By Piper Anderson
Beyoncé and Jay-Z’s music video Apes**t is magnificent to behold. It was somehow shot in a completely empty Louvre without any knowledge of it leaking to the press. There are gilded ceilings as golden as the music’s rhythm. Tantalizingly brief shots of gorgeous outfits against richly pigmented walls. Fluid dances, power couple shots, ancient art. The stills in themselves make for endlessly aesthetic marketing materials and media articles. But when this beautiful cinematography is coupled with the element of complete and utter surprise? Then the reaction is massive.
On Saturday, June 16, Beyoncé and Jay-Z (the Carters) dropped their joint album Everything Is Love without prior announcement or promotion, along with their stunning Apes**t music video. Fans took to social media ecstatically reeling from the unexpected gift, and even non-BeyHive members couldn’t miss the coverage coming from virtually every media platform that touches on pop culture. 2.1 million tweets circulated about the album in the two days after its release.
Why such a media maelstrom? The quality of the music is part of it, but the Carters’ genius for marketing certainly helps. They have always been masters at keeping secrets. Beyoncé in particular has a gift for hiding things like albums and then strategically unveiling them for maximum response. Her album Beyoncé sold over 600,000 copies within 3 days of its surprise release; her audio-visual album Lemonade sold over 600,000 copies within the first week of its surprise release; her song Formation caused a frenzy after its unexpected drop on the eve of her Super Bowl performance. She has become a pioneer of surprise releases in the music industry.
The element of surprise is a powerful and clever public relations tool– especially in the face of increasingly predictable marketing tactics. Between algorithms that predict market trends and data that tailors messages to exactly the right audience, increasing technology-use in marketing runs the risk of trading in excitement for efficiency.
Singer Adele told TIME that surprise marketing keeps the audience interested: “When you have a 6-month build up, don’t expect me to be there the day your album comes out, because I’m bored.”
The power of surprise is no secret to the music industry. Future’s Evol, Drake’s If You’re Reading This It’s Too Late, and Kendrick Lamar’s Untitled Unmastered were all surprise albums that debuted at No. 1 on the Billboard 200 chart within the first week of their unexpected release.
The element of surprise is easily transferable to other industries and brands, as well. Take for example, IHOP’s bizarre change to IHOB. Such an unprecedented change could not be ignored, and the franchise’s “word-of-mouth” score skyrocketed.
Surprise is something PR professionals might keep in mind when brainstorming campaigns– even little surprise-and-delight moments make for wonderful media coverage, like Coca-Cola’s happiness vending machines that gifted “doses” of happiness in the form of fresh flowers and pizza and more.

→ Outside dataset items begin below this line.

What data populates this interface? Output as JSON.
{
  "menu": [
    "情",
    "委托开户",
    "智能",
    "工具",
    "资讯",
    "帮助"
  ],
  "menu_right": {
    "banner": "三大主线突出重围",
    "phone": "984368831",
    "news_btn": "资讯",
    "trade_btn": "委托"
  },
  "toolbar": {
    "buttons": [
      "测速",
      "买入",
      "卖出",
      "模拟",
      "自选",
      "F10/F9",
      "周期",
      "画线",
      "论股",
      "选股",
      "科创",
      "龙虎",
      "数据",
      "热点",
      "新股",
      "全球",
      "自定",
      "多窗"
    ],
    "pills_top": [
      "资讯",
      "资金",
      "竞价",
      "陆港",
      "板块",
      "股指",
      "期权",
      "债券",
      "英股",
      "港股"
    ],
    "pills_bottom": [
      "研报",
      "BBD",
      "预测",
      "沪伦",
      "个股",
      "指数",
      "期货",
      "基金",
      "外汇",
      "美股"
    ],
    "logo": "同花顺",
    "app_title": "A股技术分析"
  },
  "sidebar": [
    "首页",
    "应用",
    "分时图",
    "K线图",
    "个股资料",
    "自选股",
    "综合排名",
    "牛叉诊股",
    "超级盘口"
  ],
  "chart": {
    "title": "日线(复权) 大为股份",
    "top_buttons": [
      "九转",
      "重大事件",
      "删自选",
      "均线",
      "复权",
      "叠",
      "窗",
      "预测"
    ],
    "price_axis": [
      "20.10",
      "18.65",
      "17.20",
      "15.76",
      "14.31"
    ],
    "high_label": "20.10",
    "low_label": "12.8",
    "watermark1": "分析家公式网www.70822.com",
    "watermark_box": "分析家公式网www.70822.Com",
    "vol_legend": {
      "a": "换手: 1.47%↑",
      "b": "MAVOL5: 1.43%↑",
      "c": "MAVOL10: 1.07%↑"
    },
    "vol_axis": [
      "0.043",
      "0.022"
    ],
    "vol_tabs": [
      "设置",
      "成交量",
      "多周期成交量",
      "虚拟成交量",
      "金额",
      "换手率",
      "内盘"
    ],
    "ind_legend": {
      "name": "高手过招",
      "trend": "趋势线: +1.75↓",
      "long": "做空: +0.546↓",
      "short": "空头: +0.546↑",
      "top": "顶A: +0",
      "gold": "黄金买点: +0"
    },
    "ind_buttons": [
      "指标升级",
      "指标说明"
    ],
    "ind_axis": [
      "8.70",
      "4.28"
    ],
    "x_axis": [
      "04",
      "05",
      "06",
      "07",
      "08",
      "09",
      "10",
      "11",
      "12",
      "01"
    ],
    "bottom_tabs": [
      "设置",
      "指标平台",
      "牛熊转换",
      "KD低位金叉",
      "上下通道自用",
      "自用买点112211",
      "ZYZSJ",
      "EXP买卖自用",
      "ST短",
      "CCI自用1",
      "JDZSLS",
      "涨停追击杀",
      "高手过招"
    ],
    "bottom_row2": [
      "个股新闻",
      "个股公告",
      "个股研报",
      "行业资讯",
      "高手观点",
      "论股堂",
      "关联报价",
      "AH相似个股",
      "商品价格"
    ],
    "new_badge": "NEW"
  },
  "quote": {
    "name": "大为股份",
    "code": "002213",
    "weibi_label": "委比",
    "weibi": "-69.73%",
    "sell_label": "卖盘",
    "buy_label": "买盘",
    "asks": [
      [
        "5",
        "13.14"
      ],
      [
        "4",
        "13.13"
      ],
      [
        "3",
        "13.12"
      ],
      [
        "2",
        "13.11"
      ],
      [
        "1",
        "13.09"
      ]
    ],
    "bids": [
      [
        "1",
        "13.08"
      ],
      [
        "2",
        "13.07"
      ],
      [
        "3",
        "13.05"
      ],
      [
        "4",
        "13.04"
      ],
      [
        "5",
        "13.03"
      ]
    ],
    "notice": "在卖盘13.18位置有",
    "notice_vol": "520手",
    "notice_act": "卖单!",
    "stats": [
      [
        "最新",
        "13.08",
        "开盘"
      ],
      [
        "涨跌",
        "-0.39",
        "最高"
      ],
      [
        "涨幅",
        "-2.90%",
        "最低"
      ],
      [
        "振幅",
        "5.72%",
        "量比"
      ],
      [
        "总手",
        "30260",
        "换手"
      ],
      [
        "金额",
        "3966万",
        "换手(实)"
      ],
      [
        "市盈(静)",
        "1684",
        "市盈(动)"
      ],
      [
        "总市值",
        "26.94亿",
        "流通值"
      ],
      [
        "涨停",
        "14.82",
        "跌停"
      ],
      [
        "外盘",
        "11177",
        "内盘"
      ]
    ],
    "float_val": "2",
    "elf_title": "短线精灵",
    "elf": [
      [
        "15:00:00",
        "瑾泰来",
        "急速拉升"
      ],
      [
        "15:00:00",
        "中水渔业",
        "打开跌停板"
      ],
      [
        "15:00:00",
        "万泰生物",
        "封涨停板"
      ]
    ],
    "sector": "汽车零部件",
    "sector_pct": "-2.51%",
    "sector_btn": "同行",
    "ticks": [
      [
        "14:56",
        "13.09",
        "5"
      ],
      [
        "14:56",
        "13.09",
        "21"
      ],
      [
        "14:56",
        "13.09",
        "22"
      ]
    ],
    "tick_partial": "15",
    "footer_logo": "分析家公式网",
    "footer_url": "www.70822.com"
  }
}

These unexpected moments bring back the wonder and glee of childhood.
Beyoncé and Jay-Z carried their flair for mystery into the Apes**t video. It’s striking not just because the setting is magnificent, choreography mesmerizing, and visuals gorgeous. It’s striking because it’s enigmatic. There are hundreds upon hundreds of articles about the “Secrets Behind the Art in Apesh**t” and the “Hidden Meaning in Each Painting.” The obsession over the symbolism and complexities in the video– which the Carters have not commented on– has become a trending media topic.
Of course, no matter how great a surprise is, a brand won’t get recognition if it’s actual product is uninteresting and insignificant. The message of the Carters’ music is what gives this stunt staying power, rather than being a flash in the pan. Apes**t cleverly addresses what it means to be black in a predominantly white culture, and the power behind re-contextualizing Western art. The Everything Is Love album takes a more personal twist– it explores the marriage between Beyoncé and Jay-Z, a topic that the public has been endlessly fascinated by. The drama of their marriage has been expressed in Beyonce’s Lemonade and Jay-Z’s 4:44; now, this album marks the two of them coming together and healing; it explores the African-American legacy they are creating. With messages like that, marketing comes naturally.
As far as a public relations takeaway from the Carters is concerned, combining the element of surprise with quality messaging can make for great results. Surprise and mystery entice your audience and keep them curious and excited. But it’s the contextual elements of a product or organization that truly appeal to an audience and drive brand loyalty– or, in the case of the Carters, life-long fans.